Joan (Lesley Manville) and Tom (Liam Neeson) live a comfortable if dull life in Belfast — a daily walk, chit-chat about soup, never discussing their deceased daughter — until Joan discovers she has a lump in her breast.
By Ian Freer | Posted 2 Dec 2019
06 Dec 2019
Arriving with little fanfare, Ordinary Love is a sad, low-key treat. Directed by married filmmaking team Lisa Barros D’Sa and Glenn Leyburn, best known for 2012 punk rock anthem Good Vibrations, their latest is a complete change of gear, a beautifully observed look at a couple trying to deal with the unthinkable. Poignant and painful, it’s a film about how we cope, brought to life by two stellar performances from its two leads.
The film is terrific on the realities of care, often inhabiting the spaces and scenes other films leave out.
Written by Owen McCafferty who went through a similar ordeal when his wife contracted cancer, it starts as a micro portrait of a retired middle-aged couple. Joan (Manville) and Tom (Neeson) fill their days with a brisk sea-front walk (always turning back at the same tree), debating the workings of Fitbits, watching TV and bickering about the amount of tomato juice Tom needs — all the while trying to come to terms with the sadness over the death of their daughter Debbie (we never find out details). Their low-level melancholic routine is broken when Joan finds a lump in her left breast. An early GP diagnosis suggests a cyst with only a three out of five chance of being cancer. Tom reads this as 50:50; Joan sees three as closer to five. When the devastating news comes, amidst all the grief, Manville delicately conveys a sense of smugness at being right.
As Joan’s condition gets worse in increments, the film is terrific on the realities of care — the monotonous journeys to the hospitals for visits, the kind of hollow words of encouragement from other patients — often inhabiting the spaces (waiting rooms) and scenes (a sex scene as they bid a tender farewell to Joan’s breasts) other films leave out. At one point, Tom pops to the loo as Joan is called for her diagnosis — the wait for him to return is real and agonising. There’s also gallows humour; during a chat with a terminally ill patient, Joan uses her wig as a tea cosy.

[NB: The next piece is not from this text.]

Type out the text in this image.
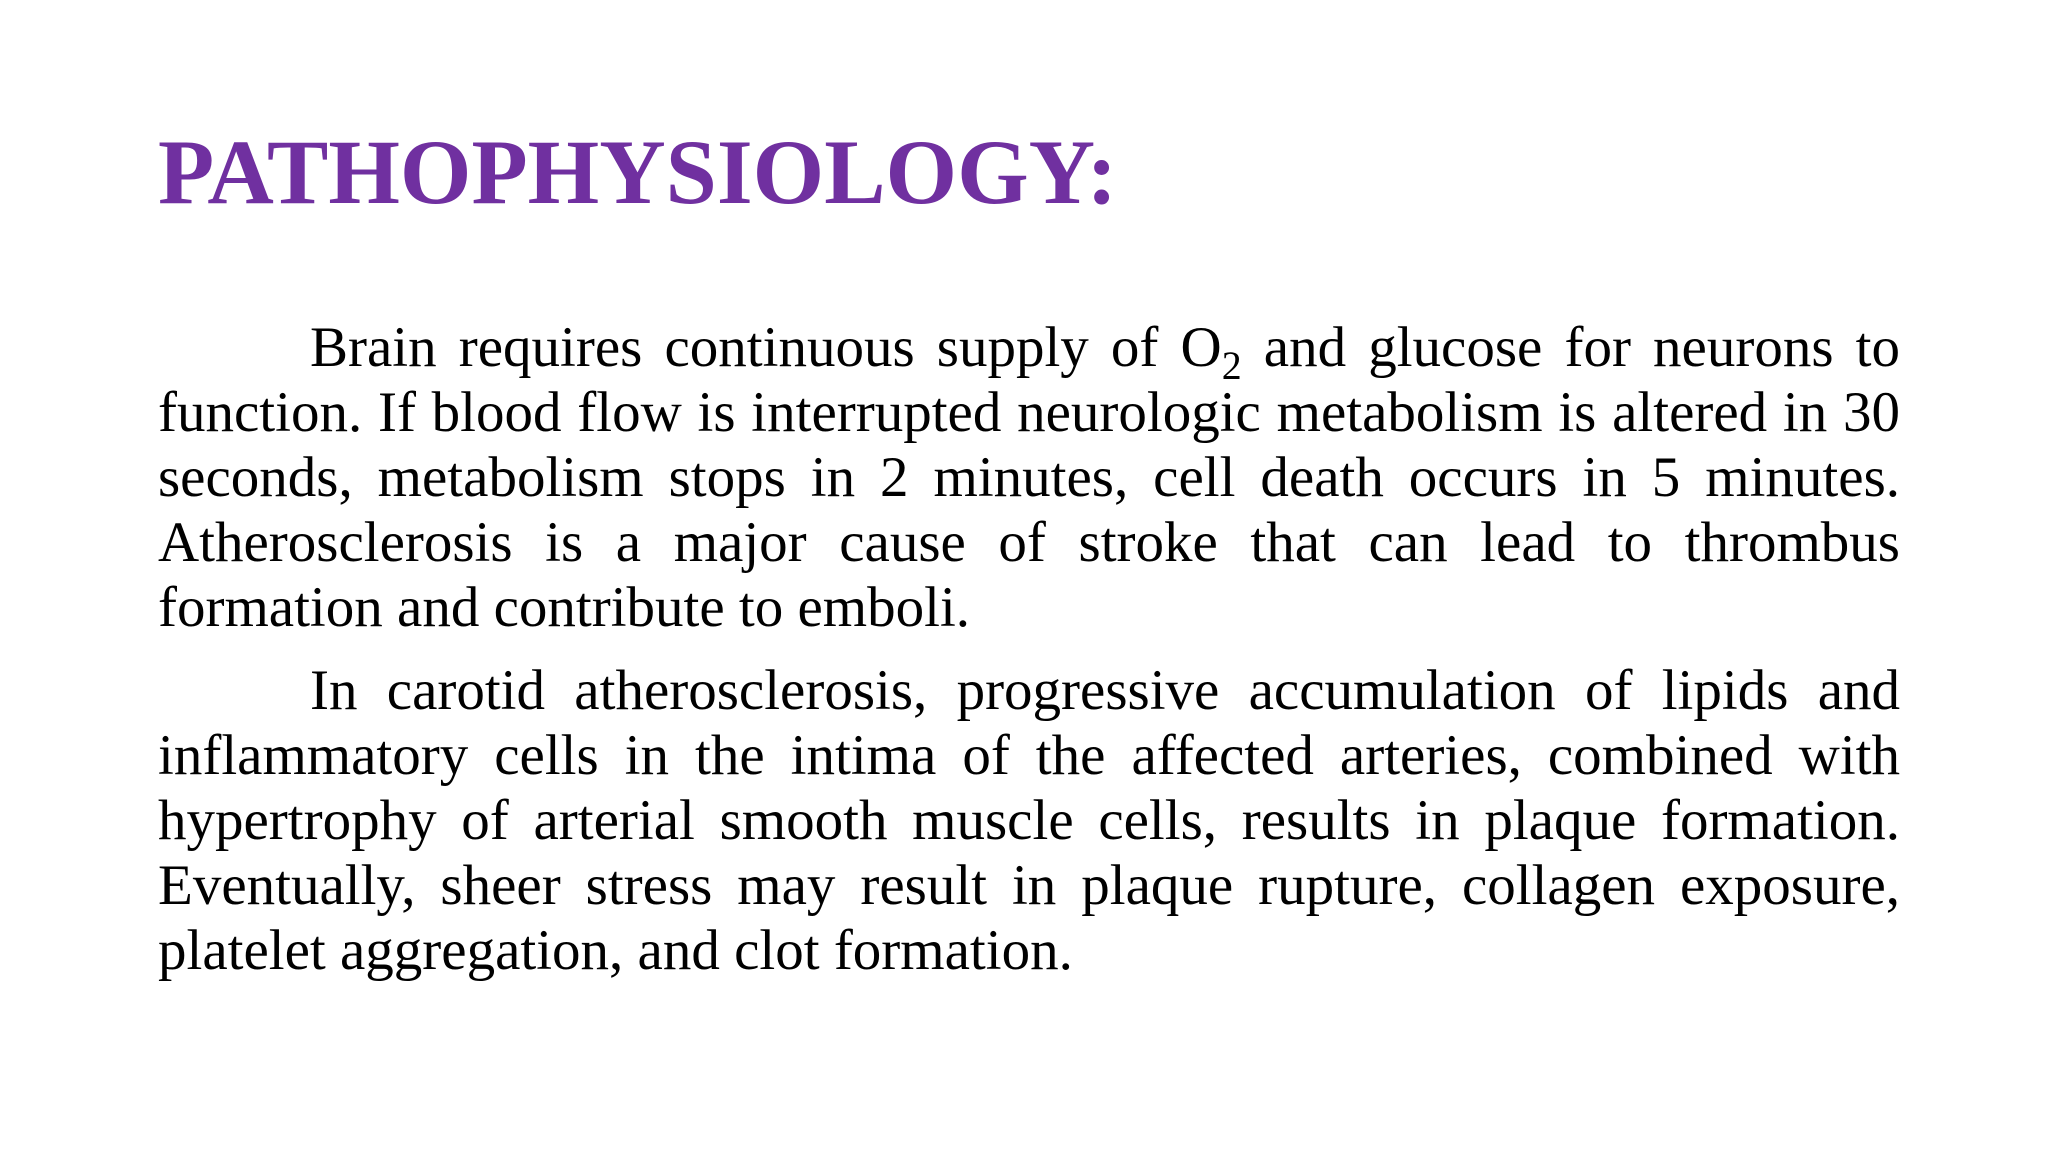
PATHOPHYSIOLOGY:

Brain requires continuous supply of $O_2$ and glucose for neurons to function. If blood flow is interrupted neurologic metabolism is altered in 30 seconds, metabolism stops in 2 minutes, cell death occurs in 5 minutes. Atherosclerosis is a major cause of stroke that can lead to thrombus formation and contribute to emboli.

In carotid atherosclerosis, progressive accumulation of lipids and inflammatory cells in the intima of the affected arteries, combined with hypertrophy of arterial smooth muscle cells, results in plaque formation. Eventually, sheer stress may result in plaque rupture, collagen exposure, platelet aggregation, and clot formation.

There are observations about the NHS — there’s a whole dialogue about paying for parking at a hospital — but this isn’t a political film, it’s a deeply human one. While it is a joy to see Neeson once again use his skills to etch a real human being rather than whack terrorists — Tom is an amiable shmoe always ready with a bad joke — this is Manville’s movie, subtle, resilient, heartbreaking. Together, they take something that is tragically common place and make it heart-rending.